Tablet opioid dengan campuran metamfetamin, alias sabu, sedang naik daun di Afghanistan, diyakini belum ada yang semacam ini di belahan dunia lain.
Pakar narkoba PBB telah memperingatkan obat murahan yang dikenal sebagai “tablet K” menandai era baru dalam produksi narkotika, mengingat beberapa jenisnya mengandung stimulan dan obat penenang (depresan). Tablet ini juga menjadi langkah selanjutnya dalam perluasan pasar narkoba sintetis murah yang menjadi jalan keluar bagi populasi termiskin di dunia.
Datang dalam berbagai warna, tablet K dijual mulai Rp60 ribu hingga Rp233 ribu per butir. Bentuknya pun bermacam-macam, dihiasi logo yang menarik perhatian macam kepala Donald Trump, Rolex dan Tesla. Untuk pil berbentuk wajah bertopeng, ada cap La Casa De Papel—terinspirasi dari serial Netflix Money Heist—di bagian belakang.
Permintaan obat-obatan terlarang ini telah meningkat sejak 2016, terutama di kalangan anak muda Afghanistan. Namun, kandungan pilnya baru terbongkar sekarang.
Pekan lalu, lembaga PBB yang mengurusi masalah narkotika menerbitkan analisis forensik yang mempelajari 536 butir tablet hasil sitaan sepanjang 2020-2021. Temuannya menunjukkan, meski tablet K dijual dengan satu merek, kandungannya terbagi menjadi tiga jenis.
Dari keseluruhan pil yang diuji, 42 persennya mengandung bahan utama sabu, 23 persen mengandung bahan utama ekstasi, dan 32 persen mengandung campuran “kejutan” metamfetamin dan opioid.

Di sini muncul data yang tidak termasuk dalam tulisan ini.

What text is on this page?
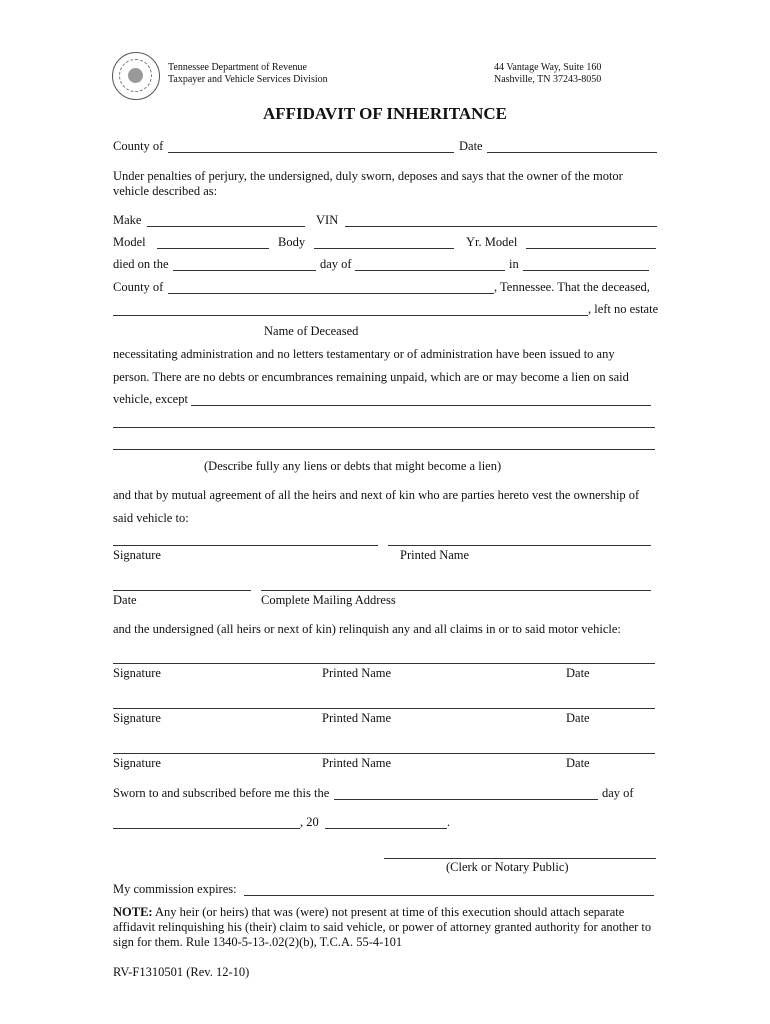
Tennessee Department of Revenue
Taxpayer and Vehicle Services Division
44 Vantage Way, Suite 160
Nashville, TN 37243-8050
AFFIDAVIT OF INHERITANCE
County of	Date
Under penalties of perjury, the undersigned, duly sworn, deposes and says that the owner of the motor vehicle described as:
Make	VIN
Model	Body	Yr. Model
died on the	day of	in
County of	, Tennessee. That the deceased,
, left no estate
Name of Deceased
necessitating administration and no letters testamentary or of administration have been issued to any
person. There are no debts or encumbrances remaining unpaid, which are or may become a lien on said
vehicle, except
(Describe fully any liens or debts that might become a lien)
and that by mutual agreement of all the heirs and next of kin who are parties hereto vest the ownership of
said vehicle to:
Signature	Printed Name
Date	Complete Mailing Address
and the undersigned (all heirs or next of kin) relinquish any and all claims in or to said motor vehicle:
Signature	Printed Name	Date
Signature	Printed Name	Date
Signature	Printed Name	Date
Sworn to and subscribed before me this the	day of
, 20	.
(Clerk or Notary Public)
My commission expires:
NOTE: Any heir (or heirs) that was (were) not present at time of this execution should attach separate affidavit relinquishing his (their) claim to said vehicle, or power of attorney granted authority for another to sign for them. Rule 1340-5-13-.02(2)(b), T.C.A. 55-4-101
RV-F1310501 (Rev. 12-10)
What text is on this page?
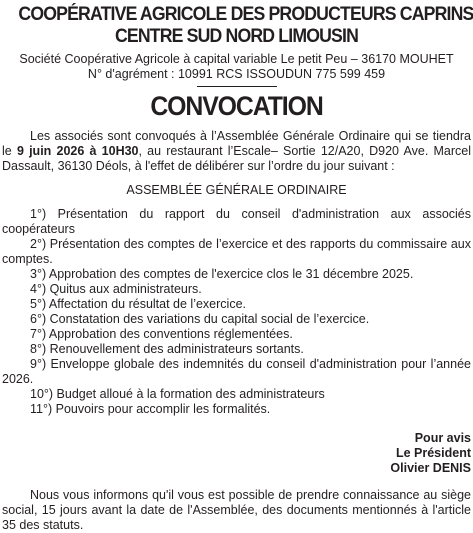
COOPÉRATIVE AGRICOLE DES PRODUCTEURS CAPRINS
CENTRE SUD NORD LIMOUSIN
Société Coopérative Agricole à capital variable Le petit Peu – 36170 MOUHET
N° d'agrément : 10991 RCS ISSOUDUN 775 599 459
CONVOCATION
Les associés sont convoqués à l’Assemblée Générale Ordinaire qui se tiendra le 9 juin 2026 à 10H30, au restaurant l’Escale– Sortie 12/A20, D920 Ave. Marcel Dassault, 36130 Déols, à l'effet de délibérer sur l’ordre du jour suivant :
ASSEMBLÉE GÉNÉRALE ORDINAIRE
1°) Présentation du rapport du conseil d'administration aux associés coopérateurs
2°) Présentation des comptes de l’exercice et des rapports du commissaire aux comptes.
3°) Approbation des comptes de l'exercice clos le 31 décembre 2025.
4°) Quitus aux administrateurs.
5°) Affectation du résultat de l’exercice.
6°) Constatation des variations du capital social de l’exercice.
7°) Approbation des conventions réglementées.
8°) Renouvellement des administrateurs sortants.
9°) Enveloppe globale des indemnités du conseil d'administration pour l’année 2026.
10°) Budget alloué à la formation des administrateurs
11°) Pouvoirs pour accomplir les formalités.
Pour avis
Le Président
Olivier DENIS
Nous vous informons qu'il vous est possible de prendre connaissance au siège social, 15 jours avant la date de l'Assemblée, des documents mentionnés à l'article 35 des statuts.
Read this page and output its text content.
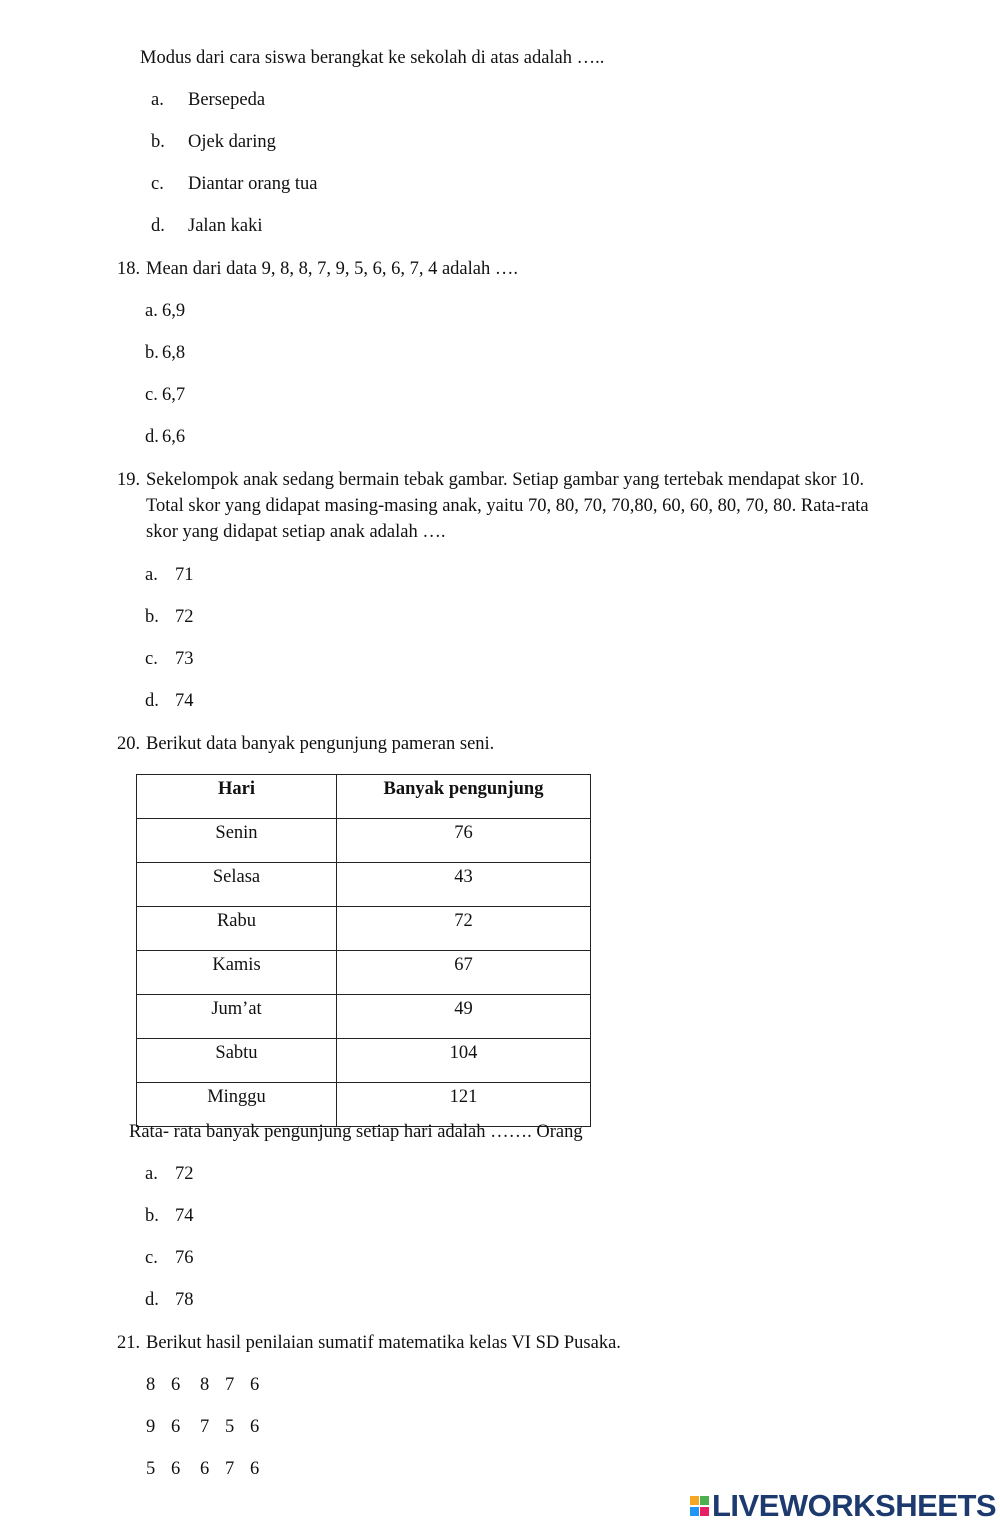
Modus dari cara siswa berangkat ke sekolah di atas adalah …..
a. Bersepeda
b. Ojek daring
c. Diantar orang tua
d. Jalan kaki
18. Mean dari data 9, 8, 8, 7, 9, 5, 6, 6, 7, 4 adalah ….
a. 6,9
b. 6,8
c. 6,7
d. 6,6
19. Sekelompok anak sedang bermain tebak gambar. Setiap gambar yang tertebak mendapat skor 10.
Total skor yang didapat masing-masing anak, yaitu 70, 80, 70, 70,80, 60, 60, 80, 70, 80. Rata-rata
skor yang didapat setiap anak adalah ….
a. 71
b. 72
c. 73
d. 74
20. Berikut data banyak pengunjung pameran seni.
Hari	Banyak pengunjung
Senin	76
Selasa	43
Rabu	72
Kamis	67
Jum’at	49
Sabtu	104
Minggu	121
Rata- rata banyak pengunjung setiap hari adalah ……. Orang
a. 72
b. 74
c. 76
d. 78
21. Berikut hasil penilaian sumatif matematika kelas VI SD Pusaka.
8 6 8 7 6
9 6 7 5 6
5 6 6 7 6
LIVEWORKSHEETS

Heroin merupakan jenis opioid yang paling sering ditemukan dalam tablet, meski kadang ada tramadol yang merupakan obat anti nyeri sintetis.
Meskipun harga pil ekstasi biasanya lebih mahal daripada yang mengandung sabu atau heroin, laporan tersebut mengungkap perbedaan satu jenis pil dengan jenis yang lain tak terlalu kentara. Itu berarti orang yang mengonsumsi tablet K bisa saja teler karena sabu, ekstasi atau campuran sabu dan heroin. Satu dari 10 pil juga mengandung sildenafil, yang dijual dengan merek Viagra.
“Kehadiran obat-obatan terlarang dalam bentuk tablet yang mengandung campuran met dan opioid memiliki implikasi bagi pemahaman kita tentang penggunaan dan pasokan narkoba di Afghanistan dan sekitarnya,” bunyi laporan PBB. “Ditemukannya opioid dalam sejumlah besar sampel [yang mengandung metamfetamin] sangat tak terduga.”
Sebenarnya ini bukan pertama kali obat depresan dicampur dengan stimulan dalam sekali pemakaian. Pengguna heroin sudah lama meracik kokain dan heroin menjadi speedball, yang cara pemakaiannya bisa dengan disuntikkan atau dihirup keduanya pada saat bersamaan. Kedua obat ini bekerja berlawanan, tapi penelitian menunjukkan speedball dapat mempotensiasi efek normal untuk memberikan rasa mabuk yang lebih ekstrem. Stimulan dan depresan juga dicampur dalam Red Bull dan vodka atau espresso martini.
Namun, sejumlah pengamat perdagangan narkoba memberi tahu VICE, mereka belum pernah menemukan obat campuran semacam ini dalam satu produk jadi.
“Saya belum pernah mendengar tentang tablet yang mengandung campuran itu di pasar narkoba Eropa atau di tempat lain,” tutur Andrew Cunningham, kepala divisi yang mengawasi pasar narkoba dan kejahatan di European Monitoring Centre for Drugs and Drug Addiction (EMCDDA). Menurutnya, pil semacam ini “tampaknya menjadi fenomena lokal di pasar narkoba Afghanistan” dan kemungkinan produk murah yang ditargetkan untuk penduduk Afghanistan.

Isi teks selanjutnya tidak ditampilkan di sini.